The concert, which was described as an evening of "music and unity," included performances from the likes of Ariana Grande, Justin Timberlake, Pharrell Williams, The Roots, Cage the Elephant, Brittany Howard of the Alabama Shakes, and Chris Stapleton. Stevie Wonder and Coldplay singer Chris Martin also made a surprise appearances, much to the delight of the crowd.
Messages and displays of unity, hope, activism, and patriotic dissent abounded throughout the evening. Timberlake concluded his performance by shouting "Love trumps hate!"
Matt Shultz, frontman for Cage the Elephant, echoed similar sentiments: "Hate begat hate, but love begat love. So just love."
Without mentioning Trump by name, Virginia native Pharrell Williams dropped to one knee and declared: "If I want to get on my knees right now for the people of my city, for the people of my state, that's what this flag is for."
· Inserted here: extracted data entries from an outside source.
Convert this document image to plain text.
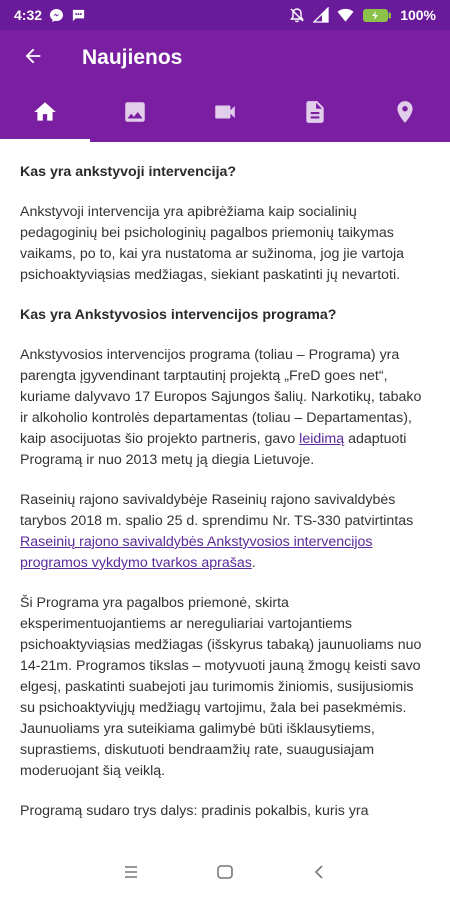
4:32	100%
Naujienos
Kas yra ankstyvoji intervencija?

Ankstyvoji intervencija yra apibrėžiama kaip socialinių pedagoginių bei psichologinių pagalbos priemonių taikymas vaikams, po to, kai yra nustatoma ar sužinoma, jog jie vartoja psichoaktyviąsias medžiagas, siekiant paskatinti jų nevartoti.

Kas yra Ankstyvosios intervencijos programa?

Ankstyvosios intervencijos programa (toliau – Programa) yra parengta įgyvendinant tarptautinį projektą „FreD goes net“, kuriame dalyvavo 17 Europos Sąjungos šalių. Narkotikų, tabako ir alkoholio kontrolės departamentas (toliau – Departamentas), kaip asocijuotas šio projekto partneris, gavo leidimą adaptuoti Programą ir nuo 2013 metų ją diegia Lietuvoje.

Raseinių rajono savivaldybėje Raseinių rajono savivaldybės tarybos 2018 m. spalio 25 d. sprendimu Nr. TS-330 patvirtintas Raseinių rajono savivaldybės Ankstyvosios intervencijos programos vykdymo tvarkos aprašas.

Ši Programa yra pagalbos priemonė, skirta eksperimentuojantiems ar nereguliariai vartojantiems psichoaktyviąsias medžiagas (išskyrus tabaką) jaunuoliams nuo 14-21m. Programos tikslas – motyvuoti jauną žmogų keisti savo elgesį, paskatinti suabejoti jau turimomis žiniomis, susijusiomis su psichoaktyviųjų medžiagų vartojimu, žala bei pasekmėmis. Jaunuoliams yra suteikiama galimybė būti išklausytiems, suprastiems, diskutuoti bendraamžių rate, suaugusiajam moderuojant šią veiklą.

Programą sudaro trys dalys: pradinis pokalbis, kuris yra
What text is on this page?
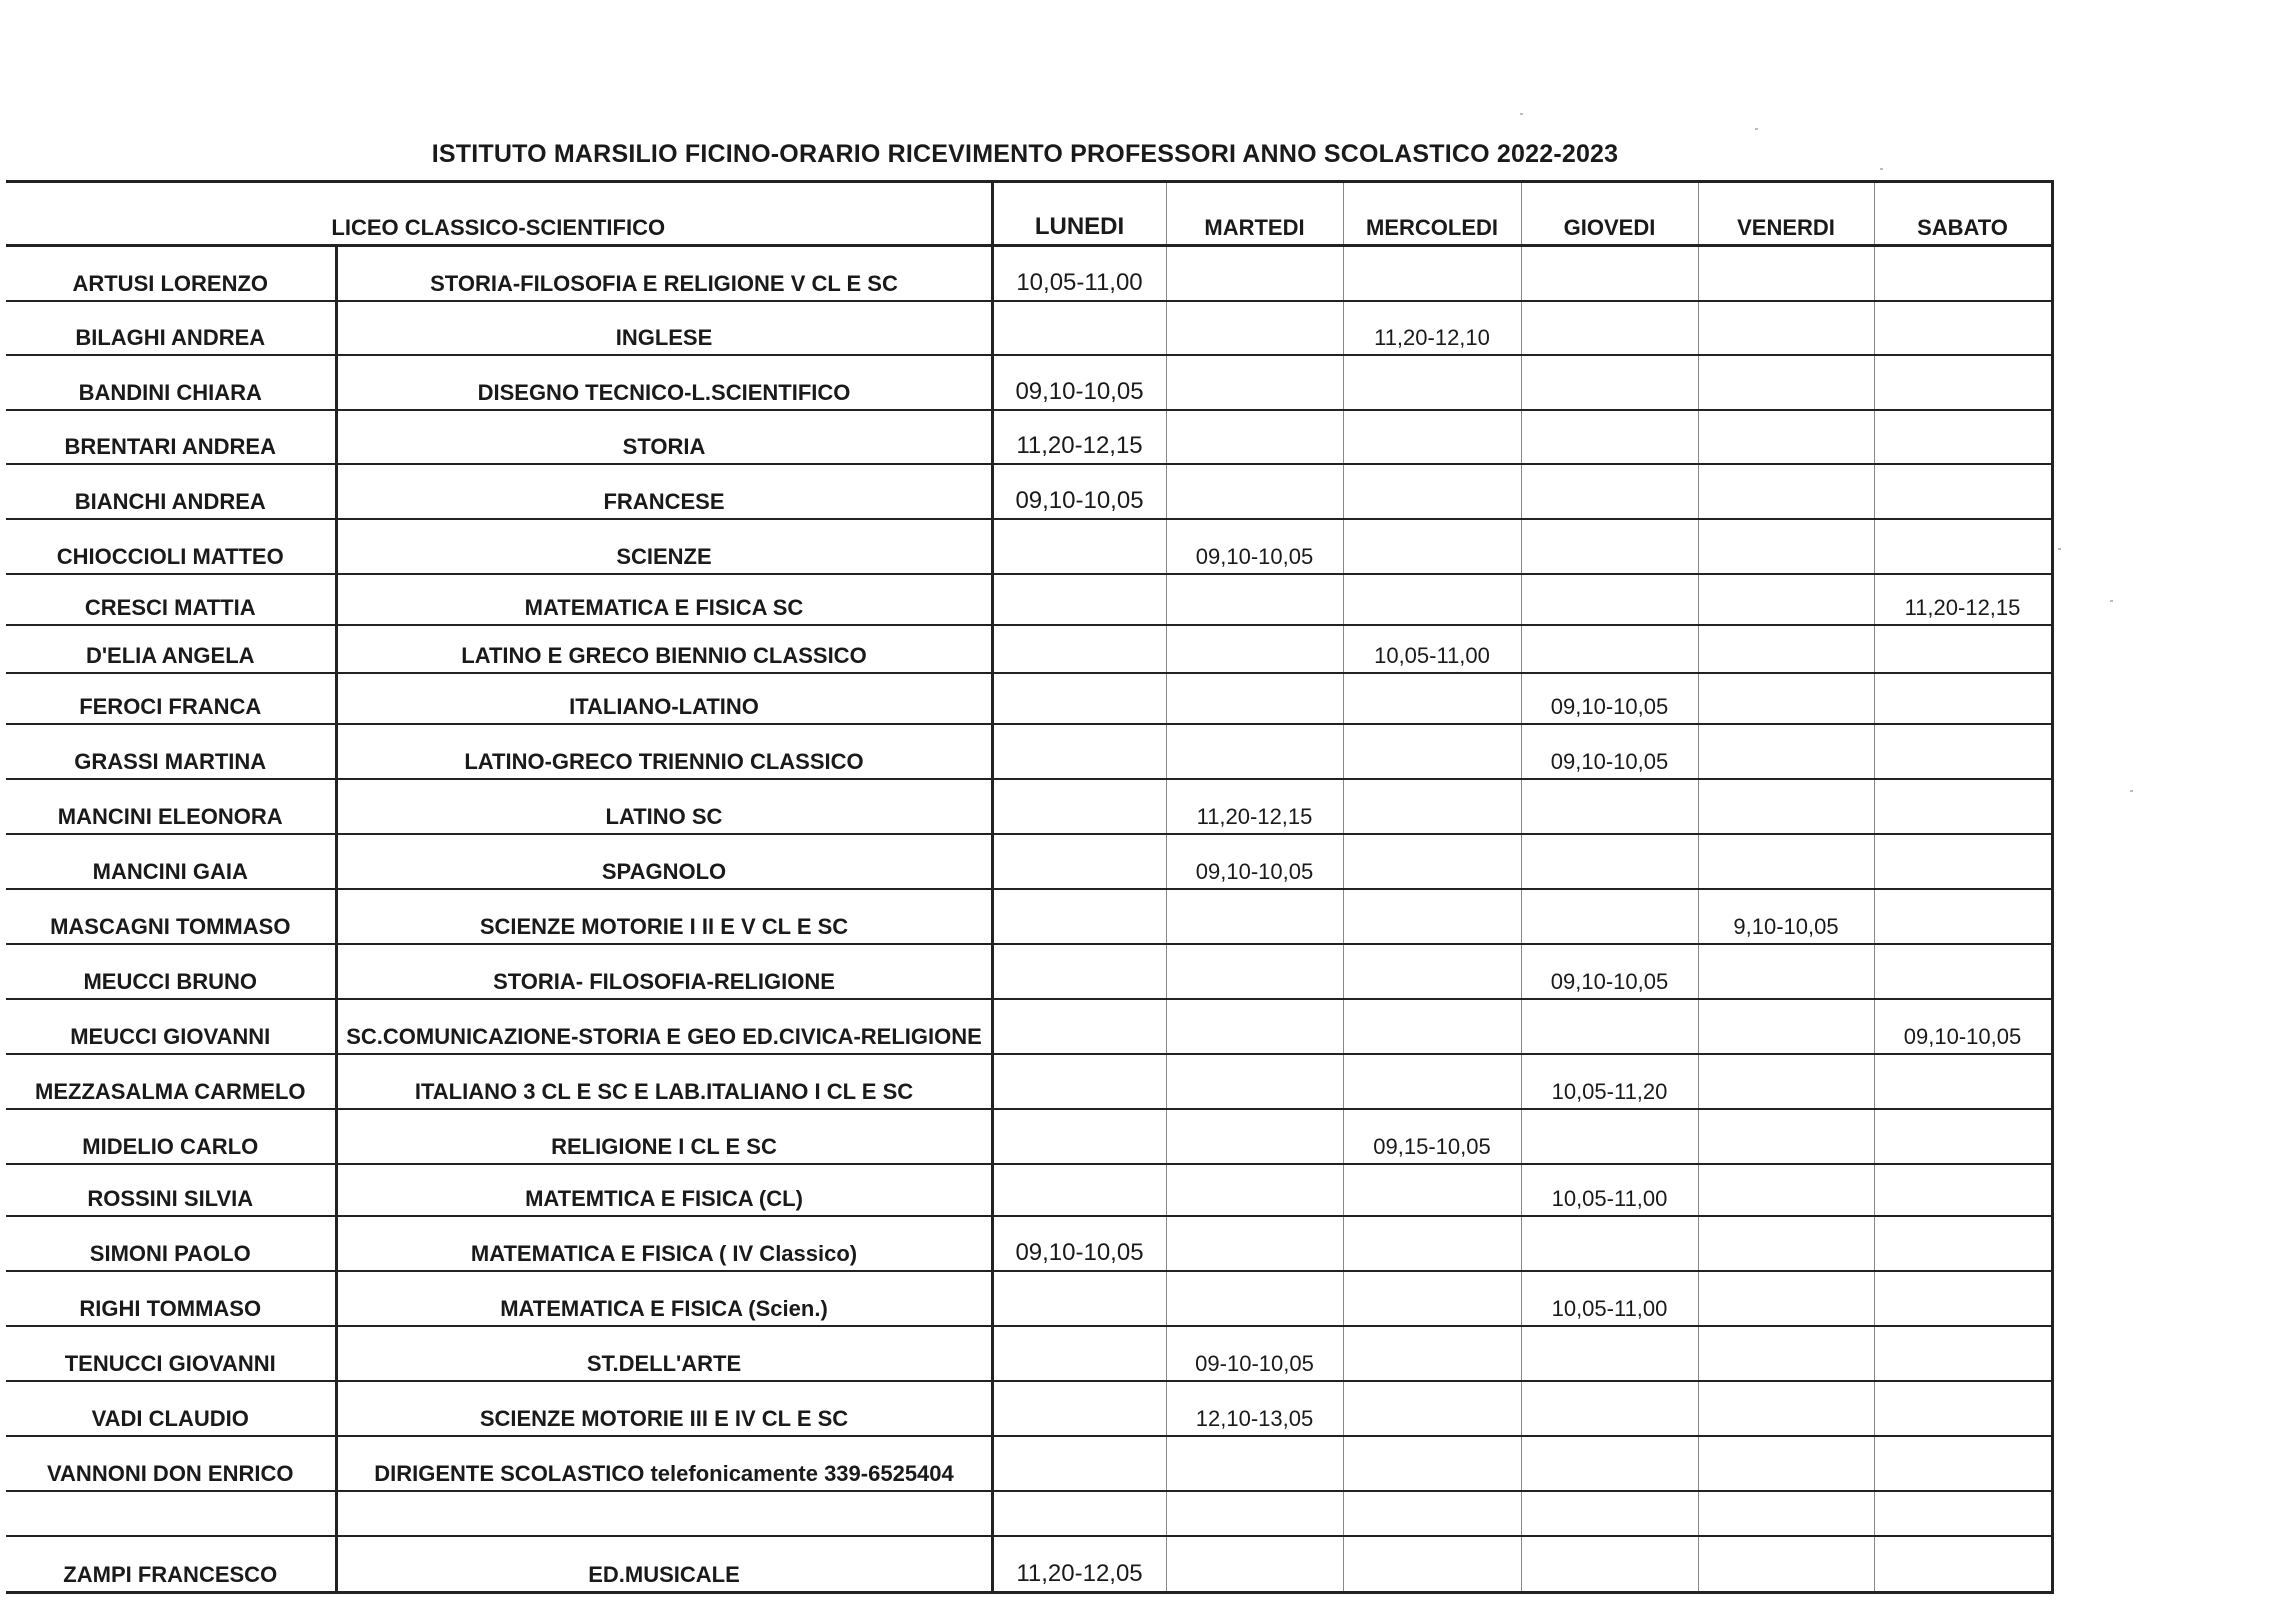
ISTITUTO MARSILIO FICINO-ORARIO RICEVIMENTO PROFESSORI ANNO SCOLASTICO 2022-2023
LICEO CLASSICO-SCIENTIFICO		LUNEDI	MARTEDI	MERCOLEDI	GIOVEDI	VENERDI	SABATO
ARTUSI LORENZO	STORIA-FILOSOFIA E RELIGIONE V CL E SC	10,05-11,00					
BILAGHI ANDREA	INGLESE			11,20-12,10			
BANDINI CHIARA	DISEGNO TECNICO-L.SCIENTIFICO	09,10-10,05					
BRENTARI ANDREA	STORIA	11,20-12,15					
BIANCHI ANDREA	FRANCESE	09,10-10,05					
CHIOCCIOLI MATTEO	SCIENZE		09,10-10,05				
CRESCI MATTIA	MATEMATICA E FISICA SC						11,20-12,15
D'ELIA ANGELA	LATINO E GRECO BIENNIO CLASSICO			10,05-11,00			
FEROCI FRANCA	ITALIANO-LATINO				09,10-10,05		
GRASSI MARTINA	LATINO-GRECO TRIENNIO CLASSICO				09,10-10,05		
MANCINI ELEONORA	LATINO SC		11,20-12,15				
MANCINI GAIA	SPAGNOLO		09,10-10,05				
MASCAGNI TOMMASO	SCIENZE MOTORIE I II E V CL E SC					9,10-10,05	
MEUCCI BRUNO	STORIA- FILOSOFIA-RELIGIONE				09,10-10,05		
MEUCCI GIOVANNI	SC.COMUNICAZIONE-STORIA E GEO ED.CIVICA-RELIGIONE						09,10-10,05
MEZZASALMA CARMELO	ITALIANO 3 CL E SC E LAB.ITALIANO I CL E SC				10,05-11,20		
MIDELIO CARLO	RELIGIONE I CL E SC			09,15-10,05			
ROSSINI SILVIA	MATEMTICA E FISICA (CL)				10,05-11,00		
SIMONI PAOLO	MATEMATICA E FISICA ( IV Classico)	09,10-10,05					
RIGHI TOMMASO	MATEMATICA E FISICA (Scien.)				10,05-11,00		
TENUCCI GIOVANNI	ST.DELL'ARTE		09-10-10,05				
VADI CLAUDIO	SCIENZE MOTORIE III E IV CL E SC		12,10-13,05				
VANNONI DON ENRICO	DIRIGENTE SCOLASTICO telefonicamente 339-6525404						

ZAMPI FRANCESCO	ED.MUSICALE	11,20-12,05					
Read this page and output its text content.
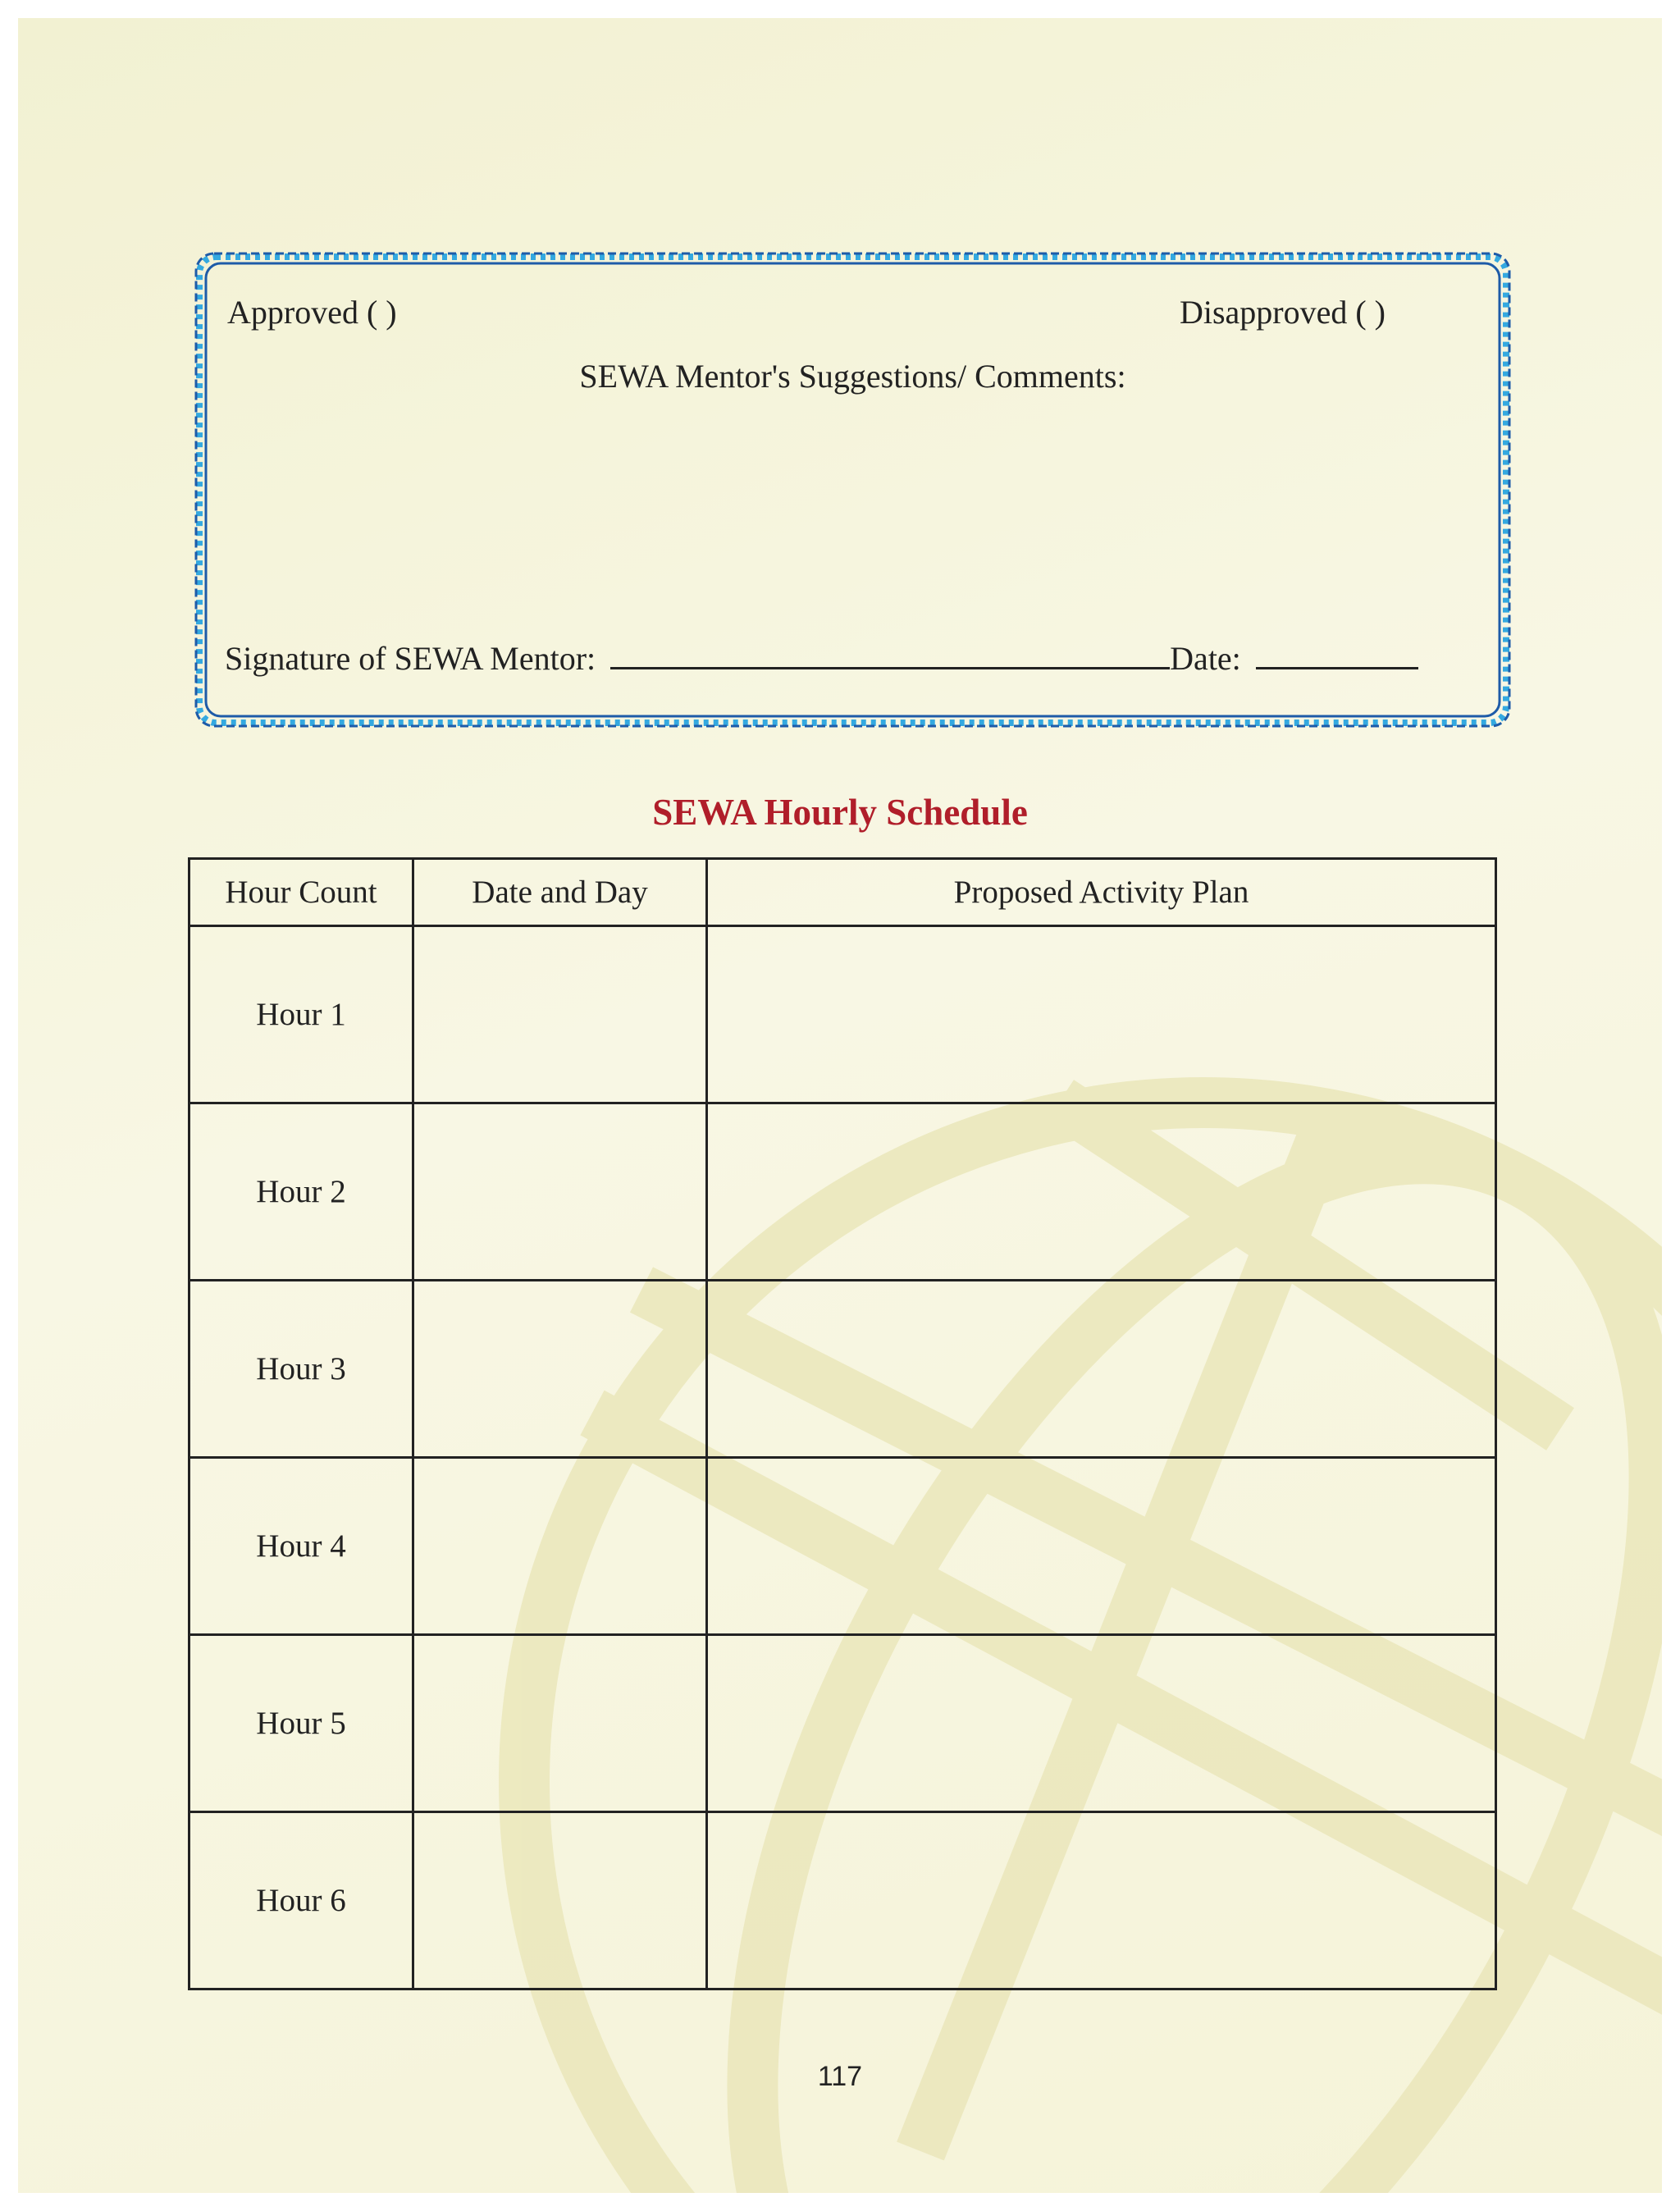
Approved ( )	Disapproved ( )
SEWA Mentor's Suggestions/ Comments:
Signature of SEWA Mentor:	Date:
SEWA Hourly Schedule
Hour Count	Date and Day	Proposed Activity Plan
Hour 1		
Hour 2		
Hour 3		
Hour 4		
Hour 5		
Hour 6		
117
"This is Virginia. They thought that they could mobilize, come to this campus and separate us. They thought that they could separate us,” Pharrell added before performing "Freedom."
Tickets were free, but attendees were asked to donate to the Concert for Charlottesville Fund, which benefits "victims of the events of August 11 and 12 and their families, first responders, and organizations devoted to the promotion of healing, unity and justice in the Charlottesville community and nationally."